I waited a while (my saved mail says two months) and asked my AM about it.
He said that mailing them again was probably the right thing to do.  So I
went ahead and did that, providing the specific entry that I think should
be used.  No response (that was in August).  However, I notice in the
build report that m68k is now marking openafs as "not for us" (but the
other arches aren't).  Is this because of my mail?  Because the buildd
administrator noticed the error message?

This is a really minor issue in the grand scheme of things.  It's not RC,
it doesn't break anything, it's really mostly cosmetic plus a minor
resource waste.  Now I'm feeling kind of guilty about bothering clearly
busy people with a trivial request, and I probably really shouldn't send
this message to debian-devel either, since certainly it's not any kind of
serious problem that this hasn't been done.

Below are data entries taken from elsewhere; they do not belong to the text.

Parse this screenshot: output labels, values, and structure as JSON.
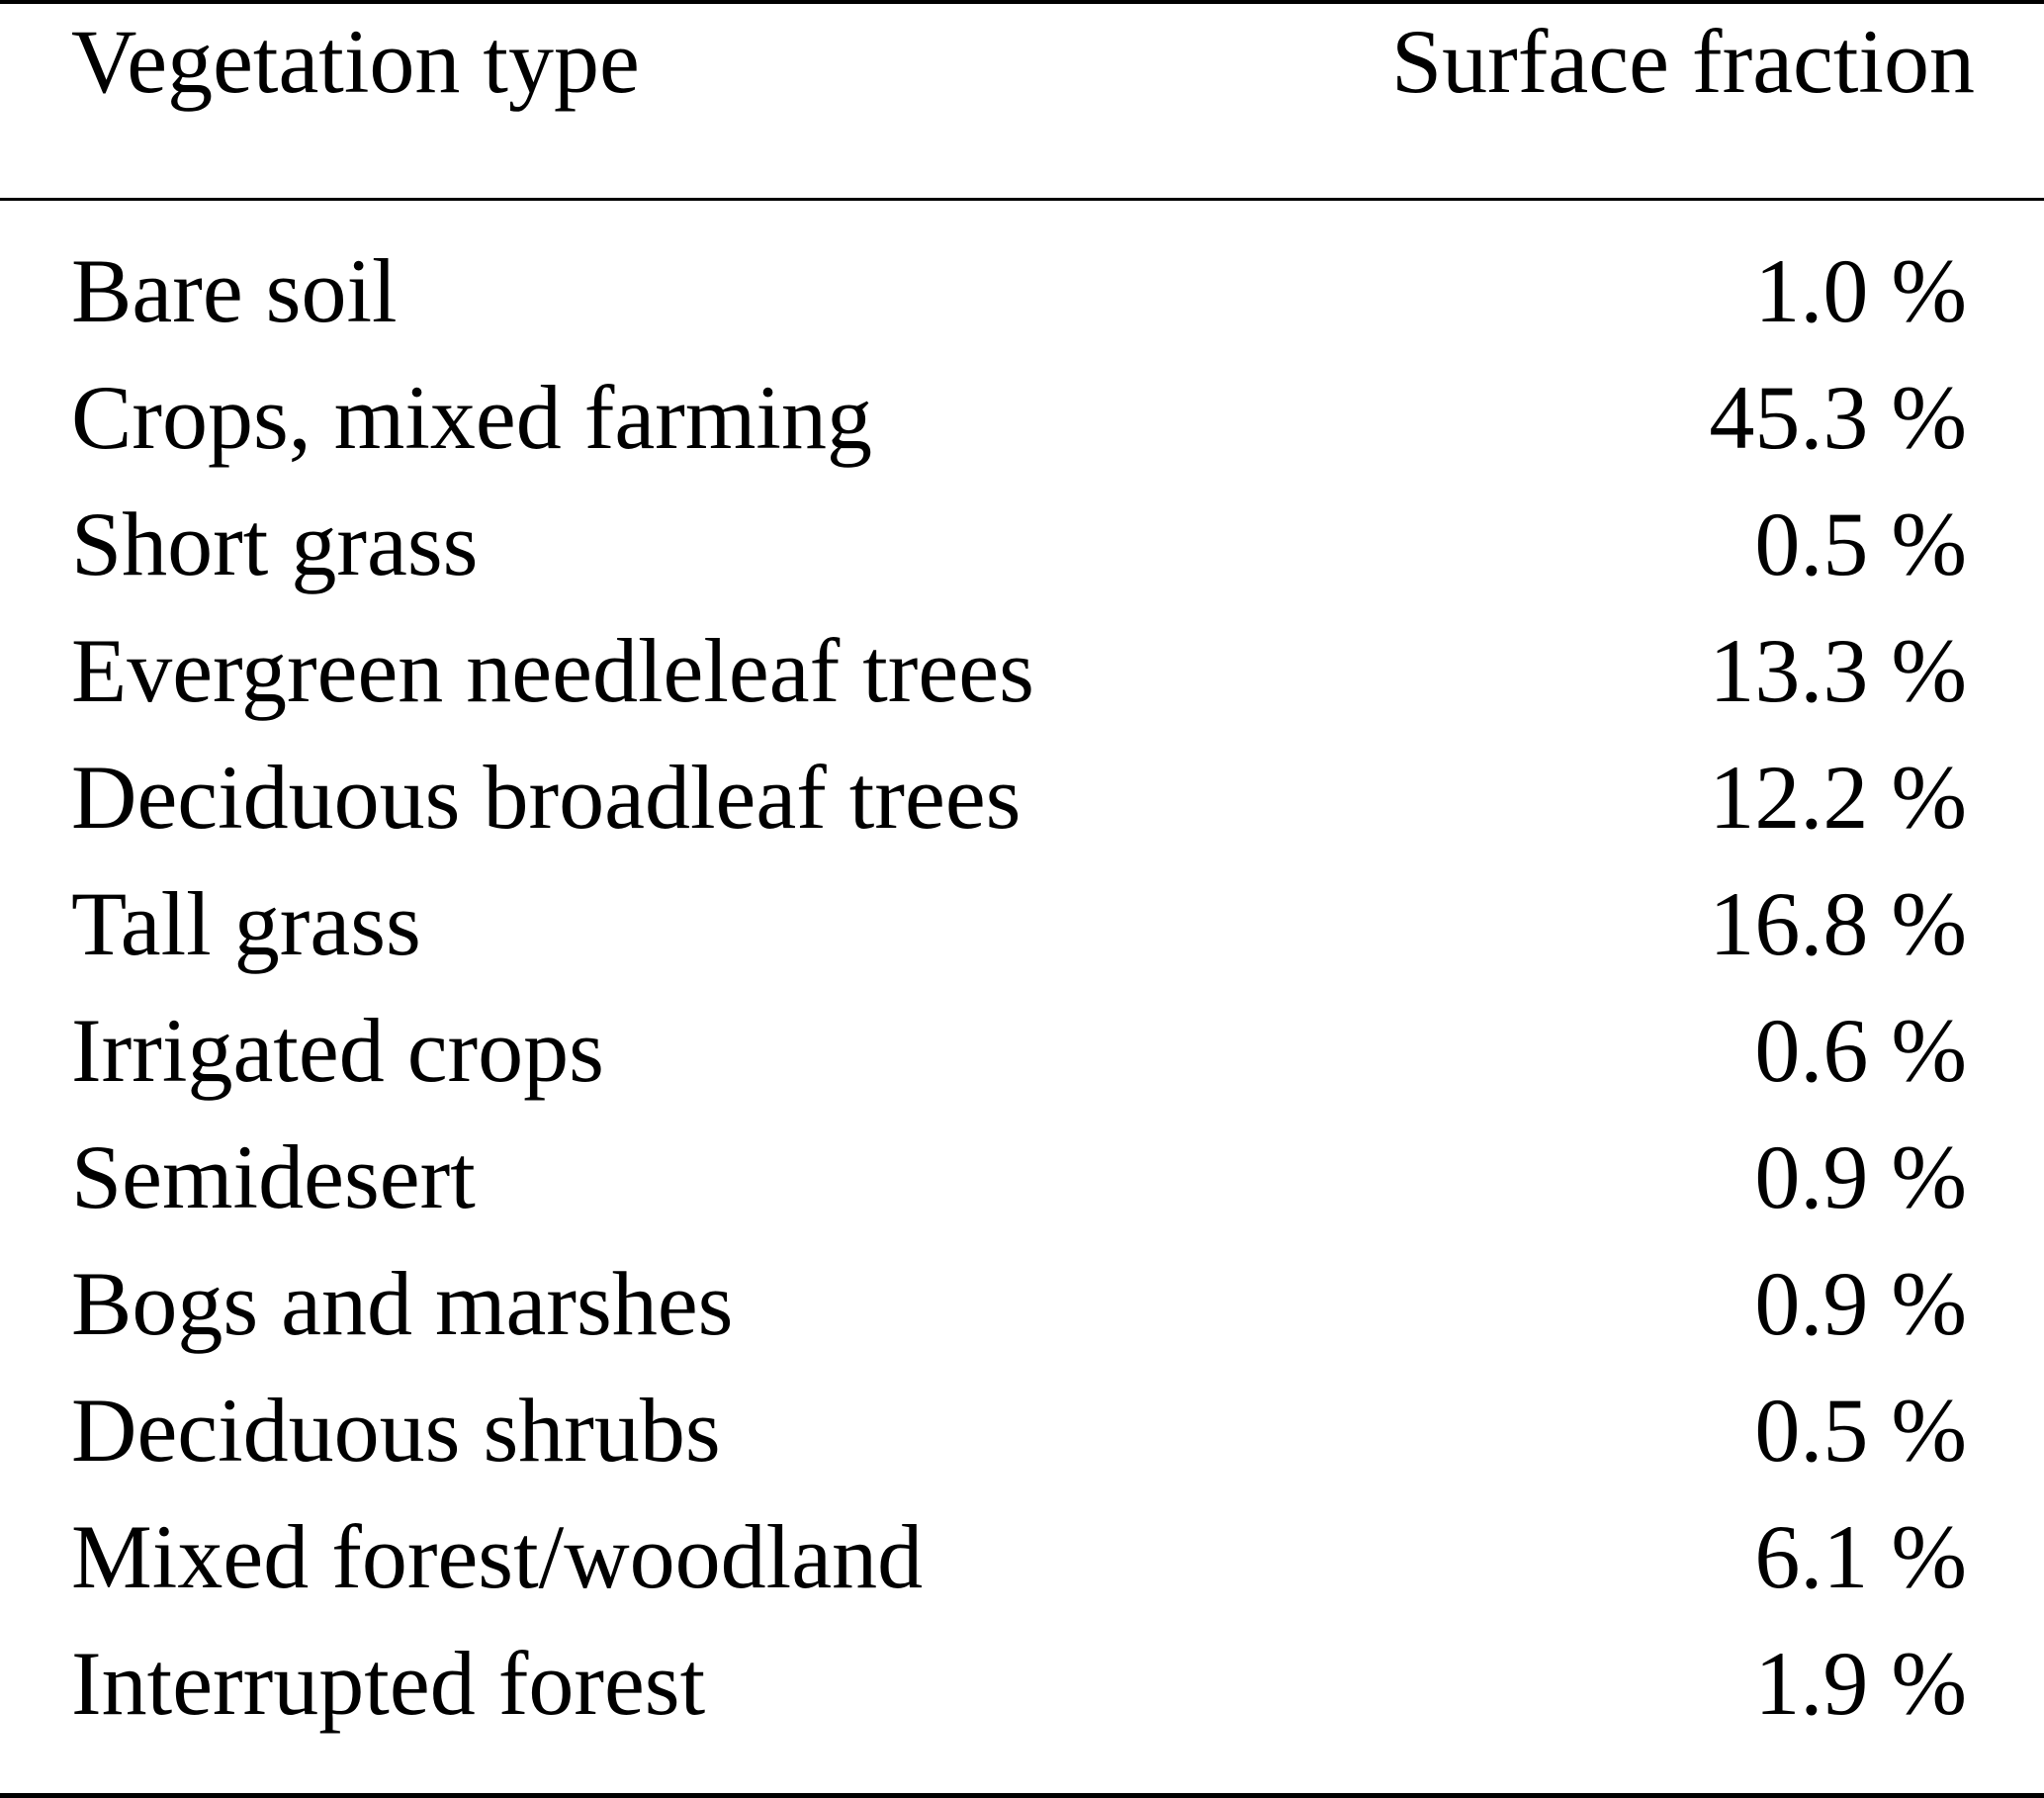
{
  "table": {
    "headers": {
      "type": "Vegetation type",
      "fraction": "Surface fraction"
    },
    "rows": [
      {
        "type": "Bare soil",
        "fraction": "1.0 %"
      },
      {
        "type": "Crops, mixed farming",
        "fraction": "45.3 %"
      },
      {
        "type": "Short grass",
        "fraction": "0.5 %"
      },
      {
        "type": "Evergreen needleleaf trees",
        "fraction": "13.3 %"
      },
      {
        "type": "Deciduous broadleaf trees",
        "fraction": "12.2 %"
      },
      {
        "type": "Tall grass",
        "fraction": "16.8 %"
      },
      {
        "type": "Irrigated crops",
        "fraction": "0.6 %"
      },
      {
        "type": "Semidesert",
        "fraction": "0.9 %"
      },
      {
        "type": "Bogs and marshes",
        "fraction": "0.9 %"
      },
      {
        "type": "Deciduous shrubs",
        "fraction": "0.5 %"
      },
      {
        "type": "Mixed forest/woodland",
        "fraction": "6.1 %"
      },
      {
        "type": "Interrupted forest",
        "fraction": "1.9 %"
      }
    ]
  }
}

But I really want to learn.  I want to understand what the right thing to
do is.  It kind of bugs my (probably overactive) sense of neatness to see
openafs sit in those build queues and then fail rather than cleanly being
skipped.  If I should just stop bugging people, I'm happy to do that, but
I'd heard from a few other people who seemed experienced that this is what
I should do, so it would be nice to get a message that explicitly says
"stop bugging us."  Or, well, anything.  Certainly I don't expect such a
message even within a month for this sort of low-priority request; it
takes me that long to get to my mail too.  But....

Maybe the right thing to do would be to work out a way for package
maintainers to provide input to their own P-a-s entries in some sort of
automated fashion?  It does seem like a package maintainer is generally
going to know this sort of thing, and I hate to bother busy buildd
maintainers with this kind of thing if I could do it myself.